By Michael Newhouse
LAST week’s Brimbank City Council meeting descended into a factional shouting match, as mayor Margaret Giudice struggled to keep control of councillors and the public gallery during parts of last Tuesday’s fiery meeting.
It was a return to the heated council meetings the public has grown used to over the past couple of years.
Councillors spent the first hour of the three-and-a-half hour meeting arguing over emails and letters of correspondence, most of which related to the heritage overlay and the St Albans Uniting Church.
Early in the evening a procedural fight broke out over a motion put by Cr Marilyn Zukalski requesting a report into a local group’s call for more parks funding.
When Cr Giudice said she had already requested a report into the correspondence, a debate followed on whether the report would be publicly brought before council at the next meeting, or whether it would be dealt with privately by councillors.

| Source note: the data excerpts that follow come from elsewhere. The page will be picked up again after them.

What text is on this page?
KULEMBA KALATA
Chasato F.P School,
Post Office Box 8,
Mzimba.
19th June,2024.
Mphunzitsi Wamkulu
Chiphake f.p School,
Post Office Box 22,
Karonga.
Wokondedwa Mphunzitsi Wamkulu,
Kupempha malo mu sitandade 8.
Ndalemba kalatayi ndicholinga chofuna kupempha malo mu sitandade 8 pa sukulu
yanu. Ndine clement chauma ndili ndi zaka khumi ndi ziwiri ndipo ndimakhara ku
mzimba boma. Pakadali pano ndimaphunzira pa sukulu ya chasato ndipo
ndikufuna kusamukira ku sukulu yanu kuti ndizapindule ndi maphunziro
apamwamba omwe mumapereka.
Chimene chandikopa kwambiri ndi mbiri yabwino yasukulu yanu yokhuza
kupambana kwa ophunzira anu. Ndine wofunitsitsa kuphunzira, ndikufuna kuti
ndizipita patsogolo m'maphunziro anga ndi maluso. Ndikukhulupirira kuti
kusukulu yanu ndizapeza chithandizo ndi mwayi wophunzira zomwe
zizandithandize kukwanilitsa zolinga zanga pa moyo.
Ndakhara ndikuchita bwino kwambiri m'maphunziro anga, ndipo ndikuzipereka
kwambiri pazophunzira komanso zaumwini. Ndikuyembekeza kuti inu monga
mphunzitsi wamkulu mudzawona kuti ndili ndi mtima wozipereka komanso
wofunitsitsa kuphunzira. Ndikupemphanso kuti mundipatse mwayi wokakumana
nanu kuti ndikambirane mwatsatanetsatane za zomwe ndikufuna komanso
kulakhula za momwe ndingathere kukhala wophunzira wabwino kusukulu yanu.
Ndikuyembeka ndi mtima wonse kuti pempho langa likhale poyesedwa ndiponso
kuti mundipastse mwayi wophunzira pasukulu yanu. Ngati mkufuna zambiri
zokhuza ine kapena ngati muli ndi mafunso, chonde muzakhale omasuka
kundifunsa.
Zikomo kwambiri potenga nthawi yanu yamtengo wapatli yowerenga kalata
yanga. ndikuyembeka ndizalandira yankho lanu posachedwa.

During the debate, people in the public gallery taunted former mayor Natalie Suleyman, yelling “shut up, you’re not mayor any more”, to which Cr Suleyman at one point replied “why don’t you shut up”, and at another told members to “stop screaming”.
“This is farcical this evening and it’s got to stop,” Cr Miles Dymott said at one point in the debate.
Cr Giudice strained to keep control, and at one point was forced to officially caution Cr Suleyman and Cr Anthony Abate to regain some control of the debate and the meeting.
It set the scene for the rest of the evening, with members of Cr Suleyman’s faction – Crs Abate, Ken Capar, Marilyn Zukalski and Jenny Barboza – regularly facing off against the other five councillors, and the mayor, mostly over the contentious heritage overlay.
Members and supporters of the St Albans Uniting Church were well represented in the public gallery, holding signs calling for the planned heritage overlay on the church to be scrapped, and cheering during the debate.
Cr Kathryn Eriksson’s husband, former federal Labor MP Andrew Theophanous, came close to being ejected from the meeting when he rose to his feet in the gallery interject towards the end of the meeting.
By the time the meeting came to a close, at 10.30pm, most of the gallery had left, and those still there were left shaking their head at the evening’s partisan political grandstanding.
Outside the meeting, Cr Abate, who was one of the most vocal councillors over the course of the meeting, said he was proud of his group’s performance.
“I thought we were tenacious,” Cr Abate said.